Why the sudden fixation on tsunami protection?
It seems to me (and this is just me talking,) that having just had this humongous disaster involving tsunamis, the next huge disaster the earth will face will be something besides tsunamis.
This particular disaster on this kind of scale isn’t commonplace, you know?
You seem to be focussing on safe barn door management after the horse has run away. Not particularly useful.
You seem to be suggesting that the US was somehow negligent in not predicting and taking steps to prevent this disaster. Is this in fact your stance?
The vast majority of americans don’t know how much we spend on foreign aid. For that post I made I tried to look up a study I read once saying the same thing (90% of americans supported humanitarian aid), and it showed most americans thought we spent 5-7% of GDP on humanitarian aid when we actually spend about 0.15%.
Disaster relief is popularly supported in the US and a good way to promote a good reputation which is important in things like tourism and national security. However this is a debate all in itself and I don’t want to take away from the OP.
The underlined is the reason why Pacific Ocean tsunamis are more dangerous.
Most frequent in the Pacific. Some of the most notable that Wiki mentioned:
26 August 1883 - Krakatoa explosive eruption (affected both Indian and Pacific Oceans)
22 May 1960 - Chilean tsunami (Pacific)
27 March 1964 - Good Friday tsunami (Pacific)
26 Dec 2004 - Indian Ocean tsunami (Indian)
Other notables:
The 1755 Lisbon earthquake, along with the resulting tsunami and fires, led to near total destruction of the Portuguese capital. (Atlantic)
One of the worst tsunami disasters engulfed whole villages along Sanriku, Japan, in 1896. A wave more than seven stories tall (about 20 m) drowned some 26,000 people. (Pacific)
1946: An earthquake in the Aleutian Islands sent a tsunami to Hawaii, killing 159 people (only five died in Alaska). (Pacific)
1958: A very localized tsunami in Lituya Bay, Alaska was the highest ever recorded: more than 500 m (1500 ft) above sea level.

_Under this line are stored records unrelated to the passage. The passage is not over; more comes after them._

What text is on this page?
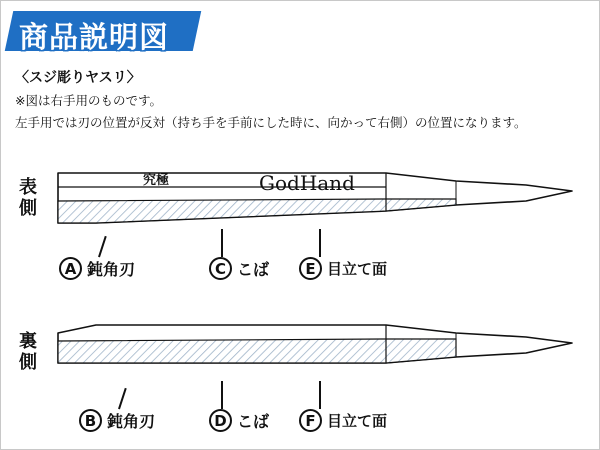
商品説明図
〈スジ彫りヤスリ〉
※図は右手用のものです。
左手用では刃の位置が反対（持ち手を手前にした時に、向かって右側）の位置になります。
表側
裏側
究極	GodHand
A 鈍角刃	C こば	E 目立て面
B 鈍角刃	D こば	F 目立て面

It did not extend much beyond the outlet of the fjord in which it occurred, but did kill two people in a fishing vessel. (Pacific, but this was actually very localized to one harbor).
1976: August 16 (midnight) a tsunami killed more than 5000 people in the Moro Gulf region (Cotabato city) of the Philippines. (Pacific)
1983: 104 people in western Japan were killed by a tsunami spawned from a nearby earthquake. (Pacific)
July 17, 1998: A Papua New Guinea tsunami killed roughly 3,000 people. A 7.1 magnitude earthquake 15 miles offshore was followed within 10 minutes by a tsunami about 12 m tall. The villages of Arop and Warapu were destroyed. (Pacific)
And since the Pacific has greater frequency of tsunamis instead of the Indian Ocean, this little Wiki blurb pretty much sums it up…
Final score:
Pacific - 8 (I won’t count the Lituya Bay, Alaska tsunami since it was very localized.)
Indian - 2
Atlantic - 1
Of course, there are other tsunamis that took place in ancient times in the Mediterranean and Atlantic, but the most recent (when the Pacific Tsunami Warning Center was established in 1949) are primarily in the Pacific. It’s not because we don’t give a damn about the countries surrounding the Indian Ocean.